Keywords

1 Introduction

GitHub is a web-based collaborative software development platform built on the git version control system; it is also considered as a social community of developers [13]. In GitHub, users can follow the projects that they are interested in through GitHub stargazers [14]. GitHub keeps millions of repositories on variety of topics. The number of projects are generally high on popular topics such as machine learning, visualization libraries, web application platforms. Since there are many similar projects specialized on the same topic that a user can follow, it is necessary to make a decent analysis on the existing alternatives in order to find the most suitable library or tool for a specific requirement of a user. The number of GitHub stars can be an appropriate criterion for this selection, since it is viewed as a measure of others developers’ approval on the suitability of a project for a specific task, or in other words, a project’s popularity [17].

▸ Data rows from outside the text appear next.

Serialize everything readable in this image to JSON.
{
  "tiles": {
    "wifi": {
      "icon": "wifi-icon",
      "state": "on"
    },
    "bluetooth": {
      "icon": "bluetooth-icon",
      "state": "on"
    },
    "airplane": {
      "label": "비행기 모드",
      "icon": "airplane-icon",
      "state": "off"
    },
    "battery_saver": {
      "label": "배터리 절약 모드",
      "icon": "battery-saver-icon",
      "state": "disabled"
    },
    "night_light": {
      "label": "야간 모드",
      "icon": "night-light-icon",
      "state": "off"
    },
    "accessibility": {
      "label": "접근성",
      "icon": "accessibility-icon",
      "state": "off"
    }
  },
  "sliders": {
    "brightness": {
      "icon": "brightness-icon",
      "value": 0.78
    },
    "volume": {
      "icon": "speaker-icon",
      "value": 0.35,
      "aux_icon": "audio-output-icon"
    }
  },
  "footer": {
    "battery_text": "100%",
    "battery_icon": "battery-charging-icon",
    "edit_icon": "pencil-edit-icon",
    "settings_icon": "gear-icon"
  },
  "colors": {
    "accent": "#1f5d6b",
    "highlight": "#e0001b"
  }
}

Long-term support is an important factor while evaluating both OSS and commercial software projects, however OSS projects do not offer any binding contract about any future updates and maintenance. At this point, forecasting the number of stars of those OSS projects could be helpful. For example, Borges et al. [3] built a forecast model for GitHub projects based on the number of forks, commits and contributors, code features (age, programming language) and documentation of the projects. Incorporating other features from issues and users [1, 6] into the development activity of those projects produced more valuable insights in other studies. Models on predicting the number of stars are often built with time-series data using different regression techniques [3, 17]. We extend those models by adding both events taken from GitHub API such as number of forks, releases, commits, and issues, and weighting them based on the users’ (developers and followers) influence. We also use a special variation of Recurrent Neural Networks (RNNs) which has been popularly used in time-series forecasting (e.g. [7, 8, 18]). We have built prediction models for the five topmost-starred data visualization projects in GitHub, and assessed the performance of the models for the following research questions:

  • RQ1: How does the proposed model predict the number of stars with varying days (k)?

  • RQ2: What are the effects of user-score based, weighted metrics on the predicting the number of stars?

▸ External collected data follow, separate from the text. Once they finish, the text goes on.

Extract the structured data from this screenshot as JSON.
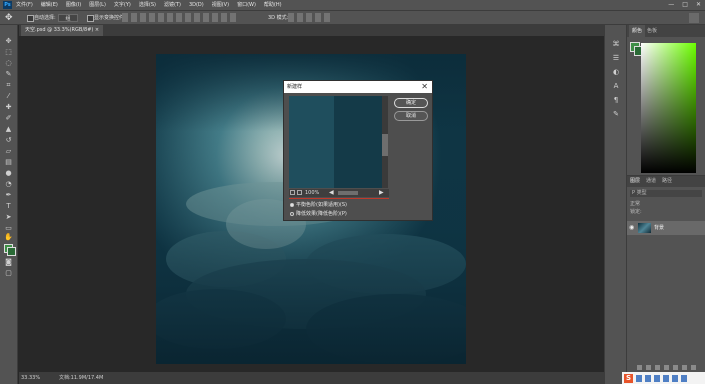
{
  "app": {
    "logo_text": "Ps",
    "menu": [
      "文件(F)",
      "编辑(E)",
      "图像(I)",
      "图层(L)",
      "文字(Y)",
      "选择(S)",
      "滤镜(T)",
      "3D(D)",
      "视图(V)",
      "窗口(W)",
      "帮助(H)"
    ],
    "window_controls": [
      "—",
      "□",
      "✕"
    ]
  },
  "options_bar": {
    "move_icon": "move-tool-icon",
    "auto_select_label": "自动选择:",
    "auto_select_value": "组",
    "show_controls_label": "显示变换控件",
    "mode_3d_label": "3D 模式:"
  },
  "document": {
    "tab_title": "天空.psd @ 33.3%(RGB/8#)"
  },
  "status_bar": {
    "zoom": "33.33%",
    "doc_size": "文档:11.9M/17.4M"
  },
  "color_panel": {
    "tabs": [
      "颜色",
      "色板"
    ],
    "accent_green": "#6cff00",
    "foreground": "#3e8f47",
    "background": "#2a6a36"
  },
  "layers_panel": {
    "tabs": [
      "图层",
      "通道",
      "路径"
    ],
    "filter_placeholder": "P 类型",
    "blend_mode": "正常",
    "lock_label": "锁定:",
    "layer_name": "背景"
  },
  "dialog": {
    "title": "新建样",
    "ok_label": "确定",
    "cancel_label": "取消",
    "zoom": "100%",
    "option1": "平衡色阶(如果适用)(S)",
    "option2": "降低效果(降低色阶)(P)"
  },
  "ime": {
    "logo": "S"
  }
}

Using contemporary forecasting techniques and a combined set of features, we believe our proposed model could guide users to understand the evolution of OSS projects, and to select which projects to contribute in their future development activities [5]. In the rest of the paper, we summarize related work (Sect. 2), describe our methodology for collecting the projects, extracting metrics and model construction and evaluation (Sect. 3), discuss our results in Sect. 4 and finally, we share our conclusions in Sect. 6.

2 Related Work

As GitHub became the widespread for OSS development, investigating its different aspects has become inevitable for our community. Secondary studies on GitHub (e.g. [9, 13]) report that researchers mine GitHub repositories to understand software development such as pull requests and forks, characterize projects with respect to popularity, collaboration and transparency, and model social factors through users and developers. In predicting the popularity of projects, studies investigate the number of stars, forks, followers and found strong relations among those [9]. Having more consistent documentation as well as having many contributors are found to be other factors explaining popularity of a project [9]. We found many studies on understanding a project’s popularity in GitHub, but discussed three studies on predicting the popularity of projects in terms of number of stars [3, 4, 17] below.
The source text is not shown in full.